Un hôtel bruxellois condamné

30/03/11 à 12:23 - Mise à jour à 12:23

Source: Trends-Tendances

Une épée de Damoclès menaçait le personnel de l'Hôtel Europa (rue de la Loi à Bruxelles) depuis son rachat par Atenor. Les employés sont désormais fixés sur leur sort.

Un hôtel bruxellois condamné

© Archi+I

Une épée de Damoclès était suspendue au-dessus de la tête du personnel de l'Hôtel Europa (rue de la Loi, à Bruxelles) depuis son rachat en 2005 par Atenor Group. Le promoteur n'avait pas caché ses intentions de construire un immeuble de bureaux en lieu et place de l'actuel hôtel, dont les murs sont largement amortis.

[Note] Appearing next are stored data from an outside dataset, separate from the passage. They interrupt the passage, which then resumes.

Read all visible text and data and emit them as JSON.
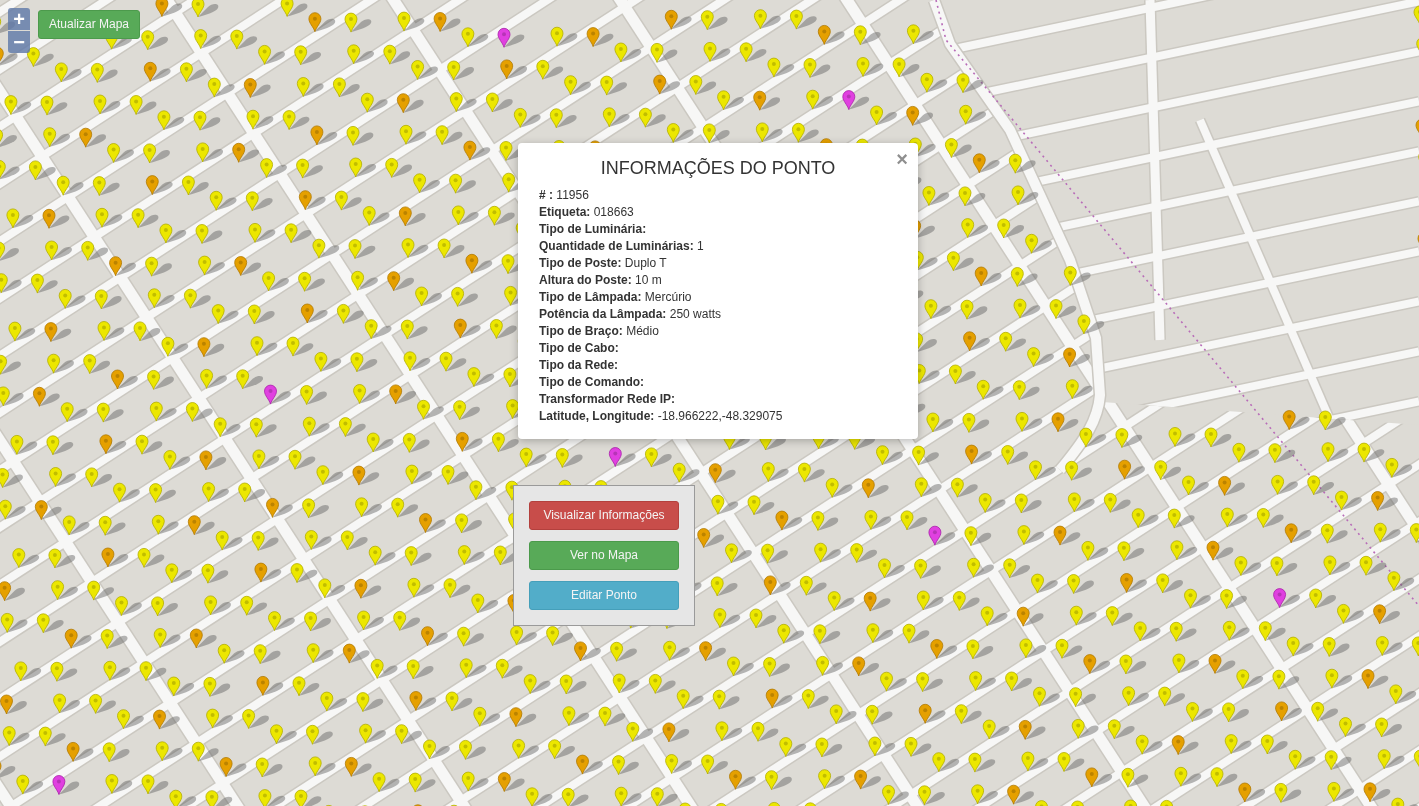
{
  "map_controls": {
    "zoom_in": "+",
    "zoom_out": "−"
  },
  "toolbar": {
    "refresh_button": "Atualizar Mapa"
  },
  "info_popup": {
    "title": "INFORMAÇÕES DO PONTO",
    "close": "×",
    "fields": [
      {
        "label": "# :",
        "value": "11956"
      },
      {
        "label": "Etiqueta:",
        "value": "018663"
      },
      {
        "label": "Tipo de Luminária:"
      },
      {
        "label": "Quantidade de Luminárias:",
        "value": "1"
      },
      {
        "label": "Tipo de Poste:",
        "value": "Duplo T"
      },
      {
        "label": "Altura do Poste:",
        "value": "10 m"
      },
      {
        "label": "Tipo de Lâmpada:",
        "value": "Mercúrio"
      },
      {
        "label": "Potência da Lâmpada:",
        "value": "250 watts"
      },
      {
        "label": "Tipo de Braço:",
        "value": "Médio"
      },
      {
        "label": "Tipo de Cabo:"
      },
      {
        "label": "Tipo da Rede:"
      },
      {
        "label": "Tipo de Comando:"
      },
      {
        "label": "Transformador Rede IP:"
      },
      {
        "label": "Latitude, Longitude:",
        "value": "-18.966222,-48.329075"
      }
    ]
  },
  "context_menu": {
    "buttons": [
      {
        "label": "Visualizar Informações",
        "kind": "danger"
      },
      {
        "label": "Ver no Mapa",
        "kind": "success"
      },
      {
        "label": "Editar Ponto",
        "kind": "info"
      }
    ]
  }
}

A l'occasion d'un conseil d'entreprise extraordinaire le 16 mars dernier, la direction de la SA Brussels Europa (filiale à 100 % d'Atenor) a confirmé aux représentants du personnel son intention de procéder au licenciement collectif et à la fermeture du vieil hôtel. La procédure de consultation de la "loi Renault" a donc été enclenchée pour les 89 travailleurs concernés.

Pour rappel, Stéphan Sonneville, actuel administrateur délégué d'Atenor, avait déposé dès décembre 2008 une première demande de permis d'urbanisme portant sur le site de l'hôtel. Depuis, les autorités régionales ont mené, en concertation avec la commune et les institutions européennes, une réflexion urbanistique sur le redéveloppement de l'ensemble du Périmètre Urbain Loi (PUL).

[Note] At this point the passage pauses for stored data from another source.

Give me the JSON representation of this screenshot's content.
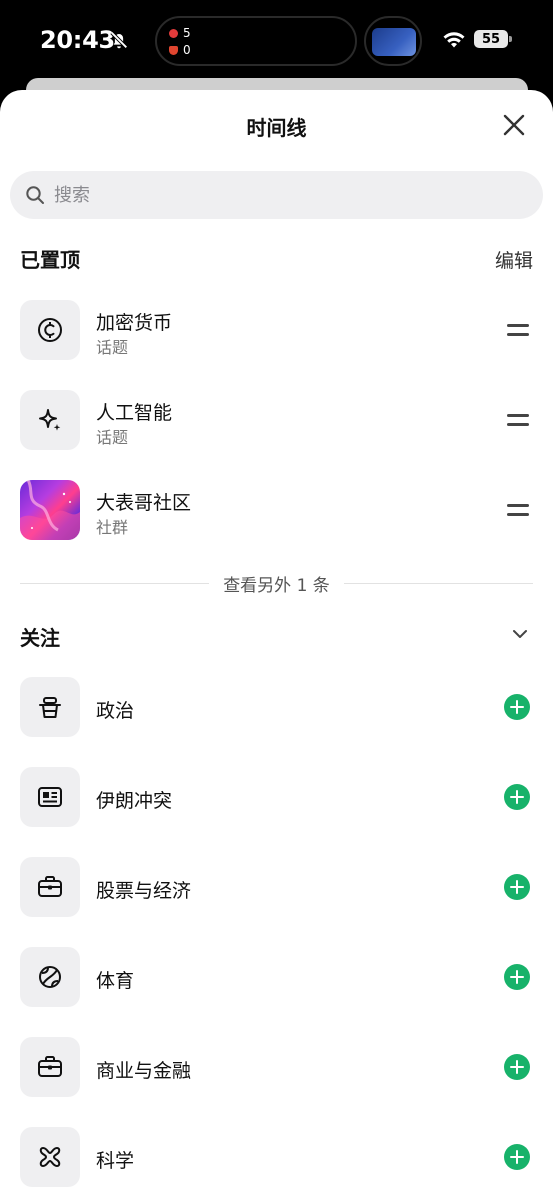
{
  "status_bar": {
    "time": "20:43",
    "island_counts": [
      "5",
      "0"
    ],
    "battery": "55"
  },
  "sheet": {
    "title": "时间线",
    "search_placeholder": "搜索"
  },
  "pinned": {
    "title": "已置顶",
    "edit_label": "编辑",
    "items": [
      {
        "name": "加密货币",
        "type": "话题",
        "icon": "crypto-coin-icon"
      },
      {
        "name": "人工智能",
        "type": "话题",
        "icon": "sparkle-icon"
      },
      {
        "name": "大表哥社区",
        "type": "社群",
        "icon": "community-avatar"
      }
    ],
    "more_label": "查看另外 1 条"
  },
  "following": {
    "title": "关注",
    "items": [
      {
        "name": "政治",
        "icon": "podium-icon"
      },
      {
        "name": "伊朗冲突",
        "icon": "newspaper-icon"
      },
      {
        "name": "股票与经济",
        "icon": "briefcase-icon"
      },
      {
        "name": "体育",
        "icon": "ball-icon"
      },
      {
        "name": "商业与金融",
        "icon": "briefcase-icon"
      },
      {
        "name": "科学",
        "icon": "atom-icon"
      }
    ]
  },
  "colors": {
    "accent_green": "#17b26a",
    "tile_bg": "#efeff1"
  }
}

"Elle a abouti fin 2010 à un arrêté régional redéfinissant les orientations urbanistiques du quartier dont nous attendons incessamment les arrêtés d'application pour déposer un nouveau projet, précise Stéphan Sonneville. Les nouvelles orientations urbanistiques imposent notamment, pour toute nouvelle demande de permis d'urbanisme, un recul par rapport à la rue de la Loi, ce qui ne permet plus d'envisager la rénovation de l'hôtel dans son gabarit existant."

Par ailleurs, "la licence d'exploitation sous enseigne Crowne Plaza octroyée par InterContinental Hotel Group vient à expiration fin 2011. Enfin, l'ouverture prochaine d'un nouvel hôtel (Ndlr, sous enseigne Thon) de plus de 400 chambres dans le voisinage immédiat est un élément supplémentaire à prendre en compte, commercialement et socialement."

Le patron se montre soucieux de maintenir un dialogue constructif avec les organisations représentant les travailleurs "pour assurer dans les meilleures conditions l'accueil et le service à la clientèle" jusqu'à la fermeture définitive. Selon lui, l'ouverture de ce nouvel hôtel est une opportunité à saisir pour tous les membres du personnel bientôt licenciés.